Posted: Thu Jul 16, 2015 12:28 pm
by Pointedstick
I've started to bring up more and more that power is wielded not only by government, but by private entities as well. Today's Fred On Everything column provides an example. What Google's doing in this article is in no way violent or coercive, but still amounts to the soft exercise of power over what people can say.

However, there is a pattern in the pulling of ads. In all three cases that I know of, the content of the sites has been of a sort objectionable to the government. Start with FOE, which has been highly critical of Washington’s wars and racial policies.

Earlier, Antiwar.com had its ads pulled by Google, again for posting a photo of an Abu Ghraib victim.

[...]

Since Google is not actually altering the content of these sites, it is not, technically speaking, engaging in censorship. Yet if a site makes $200 a month from Google ads, pulling them amounts to charging the site $200 a month for keeping its content and, if the site depends for survival on the income, it amounts to shutting it down.

In effect, Google is a gigantic ad agency. It is as if one or two big  agencies controlled the advertising in all the newspapers in the United States. When you know that Google is watching everything you write, and you need the ads, you per force find yourself thinking “Will Google like this?” You may not admit that you think it, but you do think it.

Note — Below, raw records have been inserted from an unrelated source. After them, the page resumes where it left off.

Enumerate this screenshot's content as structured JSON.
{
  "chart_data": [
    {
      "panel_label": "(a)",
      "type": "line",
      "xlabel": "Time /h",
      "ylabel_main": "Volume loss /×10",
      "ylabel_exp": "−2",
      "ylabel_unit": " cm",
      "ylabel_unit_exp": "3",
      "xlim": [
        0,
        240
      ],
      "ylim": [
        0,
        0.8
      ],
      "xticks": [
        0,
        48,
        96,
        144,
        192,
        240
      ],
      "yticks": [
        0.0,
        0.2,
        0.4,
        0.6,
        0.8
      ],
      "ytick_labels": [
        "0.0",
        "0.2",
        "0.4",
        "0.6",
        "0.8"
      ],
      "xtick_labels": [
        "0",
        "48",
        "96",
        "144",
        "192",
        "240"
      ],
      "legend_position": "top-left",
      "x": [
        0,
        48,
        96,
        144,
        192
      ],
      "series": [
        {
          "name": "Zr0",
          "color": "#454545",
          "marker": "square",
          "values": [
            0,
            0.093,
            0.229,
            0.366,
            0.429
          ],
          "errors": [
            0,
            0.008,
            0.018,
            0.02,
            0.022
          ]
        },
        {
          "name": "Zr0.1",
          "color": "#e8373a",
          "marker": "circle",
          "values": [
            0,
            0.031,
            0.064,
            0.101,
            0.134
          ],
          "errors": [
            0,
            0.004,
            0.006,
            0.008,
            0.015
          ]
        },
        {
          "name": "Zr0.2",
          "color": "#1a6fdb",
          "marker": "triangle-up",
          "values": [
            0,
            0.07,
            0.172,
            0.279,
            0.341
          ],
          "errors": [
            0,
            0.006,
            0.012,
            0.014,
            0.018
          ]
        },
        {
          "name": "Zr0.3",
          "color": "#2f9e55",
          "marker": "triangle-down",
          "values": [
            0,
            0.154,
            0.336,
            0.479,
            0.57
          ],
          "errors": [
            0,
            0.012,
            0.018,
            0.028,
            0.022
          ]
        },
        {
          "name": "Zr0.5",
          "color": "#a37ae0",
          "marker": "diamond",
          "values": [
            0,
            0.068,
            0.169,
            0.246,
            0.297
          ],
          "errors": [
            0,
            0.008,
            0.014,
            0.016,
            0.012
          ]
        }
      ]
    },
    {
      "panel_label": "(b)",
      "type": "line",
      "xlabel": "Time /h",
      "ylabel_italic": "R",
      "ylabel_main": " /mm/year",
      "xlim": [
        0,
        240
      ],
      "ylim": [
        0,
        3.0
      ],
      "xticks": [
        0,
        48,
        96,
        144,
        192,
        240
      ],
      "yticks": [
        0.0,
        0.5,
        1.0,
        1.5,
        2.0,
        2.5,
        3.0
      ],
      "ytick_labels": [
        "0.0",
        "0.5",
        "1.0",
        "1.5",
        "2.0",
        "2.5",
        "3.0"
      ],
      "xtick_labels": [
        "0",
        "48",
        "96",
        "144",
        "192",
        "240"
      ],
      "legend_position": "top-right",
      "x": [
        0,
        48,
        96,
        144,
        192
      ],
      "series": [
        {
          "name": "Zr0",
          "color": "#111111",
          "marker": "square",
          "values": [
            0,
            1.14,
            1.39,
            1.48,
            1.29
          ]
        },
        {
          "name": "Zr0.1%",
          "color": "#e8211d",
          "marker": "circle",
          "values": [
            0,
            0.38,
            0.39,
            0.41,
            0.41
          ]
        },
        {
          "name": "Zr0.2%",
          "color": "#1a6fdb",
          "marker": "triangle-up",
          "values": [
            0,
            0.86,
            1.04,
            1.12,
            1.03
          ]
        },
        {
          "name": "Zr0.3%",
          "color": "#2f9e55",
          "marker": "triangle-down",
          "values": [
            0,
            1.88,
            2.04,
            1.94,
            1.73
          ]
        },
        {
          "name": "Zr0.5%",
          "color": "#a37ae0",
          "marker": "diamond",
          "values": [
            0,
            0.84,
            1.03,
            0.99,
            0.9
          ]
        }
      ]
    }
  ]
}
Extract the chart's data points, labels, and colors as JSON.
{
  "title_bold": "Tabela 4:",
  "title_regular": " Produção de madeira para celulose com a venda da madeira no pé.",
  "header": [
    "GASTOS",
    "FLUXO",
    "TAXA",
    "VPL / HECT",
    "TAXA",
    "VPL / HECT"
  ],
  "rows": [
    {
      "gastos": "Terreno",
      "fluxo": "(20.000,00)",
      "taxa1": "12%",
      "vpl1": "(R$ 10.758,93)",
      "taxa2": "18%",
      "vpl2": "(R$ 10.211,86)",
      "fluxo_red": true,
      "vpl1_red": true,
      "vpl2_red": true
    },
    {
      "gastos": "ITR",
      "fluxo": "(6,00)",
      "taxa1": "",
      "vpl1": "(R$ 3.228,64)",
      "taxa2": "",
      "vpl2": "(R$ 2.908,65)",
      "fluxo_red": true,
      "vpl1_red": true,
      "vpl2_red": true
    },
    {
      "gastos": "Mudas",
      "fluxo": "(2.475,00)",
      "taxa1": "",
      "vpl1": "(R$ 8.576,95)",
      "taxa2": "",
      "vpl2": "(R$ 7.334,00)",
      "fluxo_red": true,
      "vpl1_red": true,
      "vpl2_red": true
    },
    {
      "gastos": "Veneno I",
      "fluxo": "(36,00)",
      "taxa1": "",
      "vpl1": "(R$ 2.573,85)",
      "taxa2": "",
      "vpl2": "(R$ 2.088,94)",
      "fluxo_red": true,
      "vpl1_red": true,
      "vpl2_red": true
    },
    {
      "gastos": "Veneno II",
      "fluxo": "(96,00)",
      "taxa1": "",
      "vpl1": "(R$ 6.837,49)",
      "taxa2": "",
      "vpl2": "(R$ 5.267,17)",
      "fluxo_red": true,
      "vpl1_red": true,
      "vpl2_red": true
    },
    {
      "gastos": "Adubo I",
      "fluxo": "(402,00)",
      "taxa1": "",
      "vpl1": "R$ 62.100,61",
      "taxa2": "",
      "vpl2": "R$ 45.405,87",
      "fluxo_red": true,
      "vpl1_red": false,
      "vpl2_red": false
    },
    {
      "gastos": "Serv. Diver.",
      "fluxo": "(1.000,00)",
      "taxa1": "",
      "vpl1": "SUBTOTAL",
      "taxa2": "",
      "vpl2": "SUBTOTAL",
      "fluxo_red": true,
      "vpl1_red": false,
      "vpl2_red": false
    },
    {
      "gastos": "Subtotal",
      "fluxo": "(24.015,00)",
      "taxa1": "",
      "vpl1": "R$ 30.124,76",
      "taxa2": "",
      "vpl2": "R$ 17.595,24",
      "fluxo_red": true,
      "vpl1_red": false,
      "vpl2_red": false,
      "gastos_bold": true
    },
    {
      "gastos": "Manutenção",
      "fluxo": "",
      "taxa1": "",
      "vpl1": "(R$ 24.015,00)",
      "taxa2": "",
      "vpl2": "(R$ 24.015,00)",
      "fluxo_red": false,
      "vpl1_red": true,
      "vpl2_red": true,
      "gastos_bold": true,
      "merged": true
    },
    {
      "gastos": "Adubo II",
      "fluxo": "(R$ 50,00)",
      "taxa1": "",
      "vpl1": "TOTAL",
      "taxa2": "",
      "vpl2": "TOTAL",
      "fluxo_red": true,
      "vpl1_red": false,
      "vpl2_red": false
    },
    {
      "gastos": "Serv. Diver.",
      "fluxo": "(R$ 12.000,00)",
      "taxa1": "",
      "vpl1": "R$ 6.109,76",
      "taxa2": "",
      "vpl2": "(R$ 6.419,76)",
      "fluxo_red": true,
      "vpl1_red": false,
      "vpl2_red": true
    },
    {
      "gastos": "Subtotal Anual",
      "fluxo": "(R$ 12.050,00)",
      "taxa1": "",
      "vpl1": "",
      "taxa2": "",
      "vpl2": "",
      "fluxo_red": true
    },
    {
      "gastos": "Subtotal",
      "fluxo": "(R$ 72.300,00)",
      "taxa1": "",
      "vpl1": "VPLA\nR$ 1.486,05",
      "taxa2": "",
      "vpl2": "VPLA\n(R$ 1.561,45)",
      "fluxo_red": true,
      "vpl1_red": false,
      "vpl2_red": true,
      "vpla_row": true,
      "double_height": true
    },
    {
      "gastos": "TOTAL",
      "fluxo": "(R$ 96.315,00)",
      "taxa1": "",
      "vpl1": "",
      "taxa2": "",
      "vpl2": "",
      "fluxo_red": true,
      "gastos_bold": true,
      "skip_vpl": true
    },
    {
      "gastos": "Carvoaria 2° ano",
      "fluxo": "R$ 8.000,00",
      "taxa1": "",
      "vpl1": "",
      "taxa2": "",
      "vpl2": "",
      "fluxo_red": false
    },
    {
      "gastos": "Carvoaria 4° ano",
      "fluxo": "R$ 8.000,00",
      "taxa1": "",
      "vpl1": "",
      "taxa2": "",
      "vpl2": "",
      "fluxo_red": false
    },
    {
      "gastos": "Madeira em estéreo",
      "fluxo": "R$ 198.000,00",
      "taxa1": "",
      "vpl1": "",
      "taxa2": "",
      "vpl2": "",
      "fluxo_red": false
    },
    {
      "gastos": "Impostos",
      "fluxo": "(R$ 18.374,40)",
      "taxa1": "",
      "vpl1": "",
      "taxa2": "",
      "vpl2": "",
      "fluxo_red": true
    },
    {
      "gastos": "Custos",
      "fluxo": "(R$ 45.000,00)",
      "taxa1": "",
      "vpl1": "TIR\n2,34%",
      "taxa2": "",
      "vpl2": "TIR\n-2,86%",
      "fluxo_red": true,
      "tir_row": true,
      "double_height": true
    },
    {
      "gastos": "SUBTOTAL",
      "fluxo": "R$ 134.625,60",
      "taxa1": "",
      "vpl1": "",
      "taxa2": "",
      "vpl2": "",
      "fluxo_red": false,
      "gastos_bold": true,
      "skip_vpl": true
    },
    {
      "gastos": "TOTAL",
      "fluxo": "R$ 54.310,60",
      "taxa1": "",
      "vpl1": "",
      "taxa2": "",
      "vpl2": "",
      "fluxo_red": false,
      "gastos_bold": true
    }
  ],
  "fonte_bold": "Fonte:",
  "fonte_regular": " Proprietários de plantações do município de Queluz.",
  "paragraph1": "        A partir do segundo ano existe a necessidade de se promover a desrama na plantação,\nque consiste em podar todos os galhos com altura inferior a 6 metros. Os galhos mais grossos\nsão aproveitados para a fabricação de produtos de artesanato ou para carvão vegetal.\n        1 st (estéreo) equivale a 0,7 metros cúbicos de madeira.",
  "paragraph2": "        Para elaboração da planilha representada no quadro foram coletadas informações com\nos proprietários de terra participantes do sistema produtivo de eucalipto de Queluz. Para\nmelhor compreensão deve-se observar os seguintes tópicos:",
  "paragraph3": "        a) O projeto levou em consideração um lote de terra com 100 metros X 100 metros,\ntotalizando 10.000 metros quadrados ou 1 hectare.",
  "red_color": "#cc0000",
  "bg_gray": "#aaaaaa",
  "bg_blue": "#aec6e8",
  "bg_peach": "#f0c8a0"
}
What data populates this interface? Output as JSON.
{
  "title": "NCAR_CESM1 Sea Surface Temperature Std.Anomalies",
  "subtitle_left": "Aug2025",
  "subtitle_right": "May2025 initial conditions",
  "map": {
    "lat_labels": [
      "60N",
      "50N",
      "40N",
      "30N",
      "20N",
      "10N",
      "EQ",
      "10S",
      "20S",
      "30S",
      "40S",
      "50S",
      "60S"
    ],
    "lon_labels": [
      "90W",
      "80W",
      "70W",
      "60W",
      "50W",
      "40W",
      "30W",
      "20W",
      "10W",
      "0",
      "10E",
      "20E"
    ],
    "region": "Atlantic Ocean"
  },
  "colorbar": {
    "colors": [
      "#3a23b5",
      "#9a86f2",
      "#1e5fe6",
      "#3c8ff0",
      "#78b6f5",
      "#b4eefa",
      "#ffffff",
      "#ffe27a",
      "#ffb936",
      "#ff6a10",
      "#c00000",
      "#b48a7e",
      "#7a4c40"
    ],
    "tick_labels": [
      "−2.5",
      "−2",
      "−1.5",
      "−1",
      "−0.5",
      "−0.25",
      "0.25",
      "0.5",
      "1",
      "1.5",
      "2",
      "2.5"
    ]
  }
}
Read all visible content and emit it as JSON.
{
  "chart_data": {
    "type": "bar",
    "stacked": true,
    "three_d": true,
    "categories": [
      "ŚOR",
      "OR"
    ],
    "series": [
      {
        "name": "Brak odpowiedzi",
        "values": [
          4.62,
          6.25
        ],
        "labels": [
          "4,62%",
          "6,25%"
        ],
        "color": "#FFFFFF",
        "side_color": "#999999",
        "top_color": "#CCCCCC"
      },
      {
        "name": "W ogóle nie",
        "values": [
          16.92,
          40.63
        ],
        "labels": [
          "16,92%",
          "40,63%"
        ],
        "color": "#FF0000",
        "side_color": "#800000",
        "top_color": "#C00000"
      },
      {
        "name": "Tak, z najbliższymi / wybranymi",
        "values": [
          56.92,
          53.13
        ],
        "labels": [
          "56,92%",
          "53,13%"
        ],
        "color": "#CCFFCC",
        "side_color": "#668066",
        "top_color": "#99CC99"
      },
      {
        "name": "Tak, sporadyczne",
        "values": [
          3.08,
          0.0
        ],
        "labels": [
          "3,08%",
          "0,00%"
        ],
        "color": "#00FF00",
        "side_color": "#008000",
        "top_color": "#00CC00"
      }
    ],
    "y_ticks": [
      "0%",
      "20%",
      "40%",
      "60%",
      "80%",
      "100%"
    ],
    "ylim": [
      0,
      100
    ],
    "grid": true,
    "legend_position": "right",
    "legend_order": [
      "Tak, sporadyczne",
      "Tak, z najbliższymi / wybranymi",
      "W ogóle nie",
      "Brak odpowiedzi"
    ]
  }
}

Which raises interesting questions. Google started as the project of a couple of kids in grad school at Stanford. It has become one of the most important organizations on the planet. If France disappeared, it would be of interest chiefly to venders of exotic cheeses. Tourists would look at the hole where it had been. If Google disappeared, chaos would result.

Google is essential. It is the card catalog of the world library, more powerful than the governments of many nations. It is virtually the only game in a very important town. It can subtly, or not so subtly, determine what entire populations can easily know. France cannot do this.

Re: Private political and social power

Posted: Thu Jul 16, 2015 10:13 pm
by Ad Orientem
MangoMan wrote: Is it just me, or does Fred seem like he's going off the deep end? Today's column wasn't bad, but the 3 or 4 previous ones were more rambling and incoherent than usual, IMHO. Plus the topics keep getting weirder.
I agree. Fred is a sharp guy, but some of his more recent posts and have veered into some decidedly weird, and edgy topics. I am reluctant to call people racists because the term has become a political weapon for the left. But I will say that he has recently posted some stuff that makes me extremely uncomfortable.